Юлька забилась под одеяло, надеясь уснуть счастливой. Но вдруг вспомнила: Егор же приехал с Людмилой. Значит… Значит, все это ей показалось. Она все это придумала, навоображала себе неизвестно чего. Она успела придумать для себя, что она тоже нравится ему, что все его поступки объясняются тем, что ему, так же как и Юльке, хорошо вместе с ней. Она успела каждый его жест истолковать в свою пользу, каждое слово объяснить его симпатией, и в результате нарисовалась такая красивая сказка, что захватывало дух.

И тут предчувствие счастья резко сменилось отчаяньем. Таким горьким отчаяньем, что из глаз полились слезы.

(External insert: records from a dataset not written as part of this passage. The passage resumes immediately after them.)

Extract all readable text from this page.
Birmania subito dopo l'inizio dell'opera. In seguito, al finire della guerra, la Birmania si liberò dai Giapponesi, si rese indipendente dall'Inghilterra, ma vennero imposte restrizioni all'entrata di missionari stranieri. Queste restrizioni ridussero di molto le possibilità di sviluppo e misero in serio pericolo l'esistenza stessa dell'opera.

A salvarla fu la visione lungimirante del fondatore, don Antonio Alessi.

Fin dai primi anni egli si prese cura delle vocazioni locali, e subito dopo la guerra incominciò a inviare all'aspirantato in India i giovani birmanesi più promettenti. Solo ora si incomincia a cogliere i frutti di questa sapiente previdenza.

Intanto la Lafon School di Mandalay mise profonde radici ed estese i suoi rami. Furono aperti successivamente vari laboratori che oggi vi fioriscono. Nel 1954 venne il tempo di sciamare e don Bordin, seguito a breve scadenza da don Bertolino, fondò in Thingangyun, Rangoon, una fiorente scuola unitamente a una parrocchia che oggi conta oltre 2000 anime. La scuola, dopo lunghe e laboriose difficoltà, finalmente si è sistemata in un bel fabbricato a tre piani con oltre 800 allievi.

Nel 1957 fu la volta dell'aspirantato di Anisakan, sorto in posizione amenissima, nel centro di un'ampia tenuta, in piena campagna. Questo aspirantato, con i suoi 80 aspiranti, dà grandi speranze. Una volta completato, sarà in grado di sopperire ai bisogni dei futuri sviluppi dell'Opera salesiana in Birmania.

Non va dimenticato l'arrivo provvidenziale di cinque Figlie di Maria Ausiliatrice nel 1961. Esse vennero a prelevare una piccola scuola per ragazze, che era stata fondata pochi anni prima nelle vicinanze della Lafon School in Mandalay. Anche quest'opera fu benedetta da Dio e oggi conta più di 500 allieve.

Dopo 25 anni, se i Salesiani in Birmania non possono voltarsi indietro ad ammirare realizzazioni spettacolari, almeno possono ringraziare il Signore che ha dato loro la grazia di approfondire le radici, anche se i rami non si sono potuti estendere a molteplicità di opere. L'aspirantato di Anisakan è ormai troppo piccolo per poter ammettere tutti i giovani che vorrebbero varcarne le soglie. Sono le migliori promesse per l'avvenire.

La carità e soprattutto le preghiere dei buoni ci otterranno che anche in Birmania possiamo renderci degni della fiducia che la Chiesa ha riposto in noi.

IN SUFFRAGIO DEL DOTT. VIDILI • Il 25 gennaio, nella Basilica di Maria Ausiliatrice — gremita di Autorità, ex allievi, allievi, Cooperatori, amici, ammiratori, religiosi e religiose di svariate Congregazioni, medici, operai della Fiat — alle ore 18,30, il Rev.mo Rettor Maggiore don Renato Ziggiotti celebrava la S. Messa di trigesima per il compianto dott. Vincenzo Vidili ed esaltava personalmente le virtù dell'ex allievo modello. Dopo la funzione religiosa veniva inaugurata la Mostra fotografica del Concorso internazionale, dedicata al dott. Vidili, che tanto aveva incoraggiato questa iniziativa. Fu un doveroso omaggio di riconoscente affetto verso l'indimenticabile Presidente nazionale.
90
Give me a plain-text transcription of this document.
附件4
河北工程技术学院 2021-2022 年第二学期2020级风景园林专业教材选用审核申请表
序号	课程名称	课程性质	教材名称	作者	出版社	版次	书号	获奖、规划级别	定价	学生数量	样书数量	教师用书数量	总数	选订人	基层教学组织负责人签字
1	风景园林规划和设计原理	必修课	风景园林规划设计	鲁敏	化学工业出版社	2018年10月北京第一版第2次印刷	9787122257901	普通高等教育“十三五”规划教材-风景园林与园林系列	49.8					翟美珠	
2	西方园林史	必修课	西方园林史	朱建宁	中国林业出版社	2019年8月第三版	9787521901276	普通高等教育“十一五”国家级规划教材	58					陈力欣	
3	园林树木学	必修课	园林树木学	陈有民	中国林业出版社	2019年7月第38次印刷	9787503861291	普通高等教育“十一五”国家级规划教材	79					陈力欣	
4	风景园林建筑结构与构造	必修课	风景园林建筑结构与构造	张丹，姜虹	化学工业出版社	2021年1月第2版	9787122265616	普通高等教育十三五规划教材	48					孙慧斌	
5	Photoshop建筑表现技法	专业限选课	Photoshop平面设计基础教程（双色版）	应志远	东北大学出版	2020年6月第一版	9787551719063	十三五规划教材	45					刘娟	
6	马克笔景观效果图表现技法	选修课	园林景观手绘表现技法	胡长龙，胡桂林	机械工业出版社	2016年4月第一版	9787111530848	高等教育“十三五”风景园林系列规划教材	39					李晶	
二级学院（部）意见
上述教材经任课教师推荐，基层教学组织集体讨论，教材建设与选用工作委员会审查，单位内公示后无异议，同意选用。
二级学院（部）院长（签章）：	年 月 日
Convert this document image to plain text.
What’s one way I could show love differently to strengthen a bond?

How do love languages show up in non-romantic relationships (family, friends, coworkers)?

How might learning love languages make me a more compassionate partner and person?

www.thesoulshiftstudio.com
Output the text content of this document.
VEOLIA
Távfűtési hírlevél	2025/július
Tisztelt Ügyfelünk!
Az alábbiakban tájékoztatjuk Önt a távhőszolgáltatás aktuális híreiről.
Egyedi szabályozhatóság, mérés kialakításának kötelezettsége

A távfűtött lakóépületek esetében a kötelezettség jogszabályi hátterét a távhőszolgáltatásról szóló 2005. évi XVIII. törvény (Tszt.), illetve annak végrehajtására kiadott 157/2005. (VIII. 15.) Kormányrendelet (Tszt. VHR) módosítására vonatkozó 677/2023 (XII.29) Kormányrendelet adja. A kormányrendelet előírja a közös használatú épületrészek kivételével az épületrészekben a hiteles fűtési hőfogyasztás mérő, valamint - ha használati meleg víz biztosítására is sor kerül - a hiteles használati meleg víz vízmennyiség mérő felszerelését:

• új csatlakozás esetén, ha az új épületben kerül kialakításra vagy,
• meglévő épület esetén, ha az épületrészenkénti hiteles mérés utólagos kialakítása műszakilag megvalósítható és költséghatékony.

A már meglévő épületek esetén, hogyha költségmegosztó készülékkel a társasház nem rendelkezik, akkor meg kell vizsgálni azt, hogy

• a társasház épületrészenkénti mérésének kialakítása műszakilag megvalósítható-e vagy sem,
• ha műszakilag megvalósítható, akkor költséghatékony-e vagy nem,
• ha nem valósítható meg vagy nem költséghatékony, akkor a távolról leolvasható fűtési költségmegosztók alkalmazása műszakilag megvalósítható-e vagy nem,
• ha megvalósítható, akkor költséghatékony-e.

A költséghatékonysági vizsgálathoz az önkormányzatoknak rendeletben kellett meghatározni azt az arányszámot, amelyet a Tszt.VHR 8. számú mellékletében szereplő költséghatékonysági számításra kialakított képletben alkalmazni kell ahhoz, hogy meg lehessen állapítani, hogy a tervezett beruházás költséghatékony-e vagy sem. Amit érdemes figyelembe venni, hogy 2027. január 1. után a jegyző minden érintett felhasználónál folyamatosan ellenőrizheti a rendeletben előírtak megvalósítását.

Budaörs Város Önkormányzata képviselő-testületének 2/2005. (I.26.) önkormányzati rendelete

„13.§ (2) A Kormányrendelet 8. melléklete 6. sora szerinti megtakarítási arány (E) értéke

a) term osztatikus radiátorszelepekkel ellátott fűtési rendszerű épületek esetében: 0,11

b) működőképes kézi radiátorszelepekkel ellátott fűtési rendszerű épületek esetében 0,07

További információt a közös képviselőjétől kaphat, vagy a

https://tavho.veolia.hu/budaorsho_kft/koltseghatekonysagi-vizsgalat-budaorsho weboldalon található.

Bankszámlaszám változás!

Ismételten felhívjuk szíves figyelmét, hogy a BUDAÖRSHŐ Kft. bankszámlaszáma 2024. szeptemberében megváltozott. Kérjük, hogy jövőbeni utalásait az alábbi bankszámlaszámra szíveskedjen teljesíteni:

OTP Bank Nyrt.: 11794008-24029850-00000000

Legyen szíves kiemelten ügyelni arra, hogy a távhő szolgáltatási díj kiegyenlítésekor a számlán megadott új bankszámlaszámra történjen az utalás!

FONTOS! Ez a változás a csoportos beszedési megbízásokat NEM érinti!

Он просто добрый, хороший парень, который вел себя с ней, как подобает воспитанному и доброму человеку. Он катал ее с горы – но ему и самому нравилось кататься с горы. Он помог ей мыть посуду – но это же вполне объяснимый поступок, без всяких особенных чувств к ней. Ему нравилось с ней разговаривать – а кому не нравилось? Они с Андреем, например, не одну ночь провели за разговорами на кухне. И тоже не могли остановиться и разойтись. Это не говоря о ночных разговорах с подружками.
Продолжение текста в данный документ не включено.